Europe's economic power was told in no uncertain terms during the IMF-World Bank meetings in Washington this week that it is expected to lead the effort to pull world growth out of its slump.
"We believe that some countries have fiscal space. Well if so, they should use it," said Christine Lagarde, managing director of the International Monetary Fund.
"We are certainly including in that category countries like Canada, like Germany, like Korea," she added.
Ms Lagarde had until now only made general appeals to the world's top economies for fiscal stimulus in the name of global growth, which the IMF forecasts will be a tepid 3.1 per cent this year.
"This is the first time she has explicitly pointed to Germany," said a European source who spoke on condition of anonymity.
Ms Lagarde went even further, saying that the tax cuts announced by the government of Chancellor Angela Merkel were not enough.
"This is clearly part of, we hope, a larger packet that will exploit the fiscal space that Germany has available," she said.
Low interest rates allow "countries like Germany" to tap capital markets cheaply to develop infrastructure, she added.
The rise in pressure came as G20 finance minsters also met in Washington, challenged to find ways to strengthen the world's economy.
Currently led by China, the G20 will hand its presidency over to Germany in December.
A source close to the talks on the G20 agenda said that, during a dinner on Thursday, the United States also directly challenged Berlin to spend more to boost growth.

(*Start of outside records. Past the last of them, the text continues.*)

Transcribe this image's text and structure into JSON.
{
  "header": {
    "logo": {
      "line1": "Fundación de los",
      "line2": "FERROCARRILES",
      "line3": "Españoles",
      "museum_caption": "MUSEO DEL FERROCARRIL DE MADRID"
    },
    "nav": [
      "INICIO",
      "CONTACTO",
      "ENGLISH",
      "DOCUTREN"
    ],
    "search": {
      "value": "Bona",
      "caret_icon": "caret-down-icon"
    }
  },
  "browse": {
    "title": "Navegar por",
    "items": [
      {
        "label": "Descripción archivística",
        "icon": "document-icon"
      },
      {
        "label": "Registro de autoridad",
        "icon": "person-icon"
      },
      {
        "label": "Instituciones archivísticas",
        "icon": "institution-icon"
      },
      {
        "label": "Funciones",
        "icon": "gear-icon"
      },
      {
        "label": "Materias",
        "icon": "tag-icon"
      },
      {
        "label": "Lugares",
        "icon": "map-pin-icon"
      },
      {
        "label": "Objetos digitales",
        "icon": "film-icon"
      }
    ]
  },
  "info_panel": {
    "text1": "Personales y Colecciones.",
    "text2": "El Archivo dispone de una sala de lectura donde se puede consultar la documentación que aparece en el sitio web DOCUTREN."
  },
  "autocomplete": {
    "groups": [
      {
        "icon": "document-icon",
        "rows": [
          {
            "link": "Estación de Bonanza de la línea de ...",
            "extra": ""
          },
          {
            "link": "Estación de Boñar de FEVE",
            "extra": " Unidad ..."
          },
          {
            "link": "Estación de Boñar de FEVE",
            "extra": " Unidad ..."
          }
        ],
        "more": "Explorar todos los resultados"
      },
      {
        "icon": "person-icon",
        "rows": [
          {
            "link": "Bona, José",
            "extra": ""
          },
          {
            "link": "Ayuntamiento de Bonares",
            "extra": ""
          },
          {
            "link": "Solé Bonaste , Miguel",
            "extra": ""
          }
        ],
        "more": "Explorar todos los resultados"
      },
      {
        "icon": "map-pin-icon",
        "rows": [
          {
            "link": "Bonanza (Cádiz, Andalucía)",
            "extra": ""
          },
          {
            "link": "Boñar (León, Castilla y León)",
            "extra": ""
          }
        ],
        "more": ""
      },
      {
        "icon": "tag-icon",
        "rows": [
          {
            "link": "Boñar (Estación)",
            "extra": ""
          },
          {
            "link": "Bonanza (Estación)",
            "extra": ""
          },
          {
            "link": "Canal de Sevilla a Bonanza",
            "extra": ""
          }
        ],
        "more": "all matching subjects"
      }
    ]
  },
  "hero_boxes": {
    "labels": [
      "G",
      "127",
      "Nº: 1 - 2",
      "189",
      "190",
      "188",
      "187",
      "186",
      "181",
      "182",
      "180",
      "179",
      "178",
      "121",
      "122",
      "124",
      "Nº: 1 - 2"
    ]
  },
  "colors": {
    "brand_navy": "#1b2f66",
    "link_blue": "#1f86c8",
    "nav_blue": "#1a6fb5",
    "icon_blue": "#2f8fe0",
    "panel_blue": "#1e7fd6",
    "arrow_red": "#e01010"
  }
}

"The United States chose this moment to pressure Germany so that it will put certain items on the agenda for its presidency next year," the person said. Among the items in question: a call on countries with budget surpluses to spend more.
The US has been pressing Germany for years since the financial crisis to do more to enhance growth, regularly pointing to the weakness of German domestic demand compared to exports.
Indeed, its large trade and budget surpluses make Germany a primary focus when the IMF and other institutions call for "collective effort" to put global growth back on track.
Yet German Finance Minister Wolfgang Schaeuble has feigned deafness, even if he interprets Ms Lagarde's attention to his country as a "compliment".
"Germany is doing well economically because it is sticking to the rules that we all agreed in Europe," he said during a roundtable Thursday that included Ms Lagarde.
Meanwhile, he exhorted his European partners, including France - which has run high trade and budget shortfalls - to abide by the same guidelines.
Poul Thomsen, head of the IMF's European Department, said structural reforms in Europe were also important.
"We should not believe that just to get Germany to do more is going to solve the euro growth problem," he told reporters on Friday.
European Finance Commissioner Pierre Moscovici confirmed that Brussels and the G20 were also urging Germany to do more.
But "put pressure on Wolfgang Schaeuble?" he asked, sounding unconvinced that this could pay off.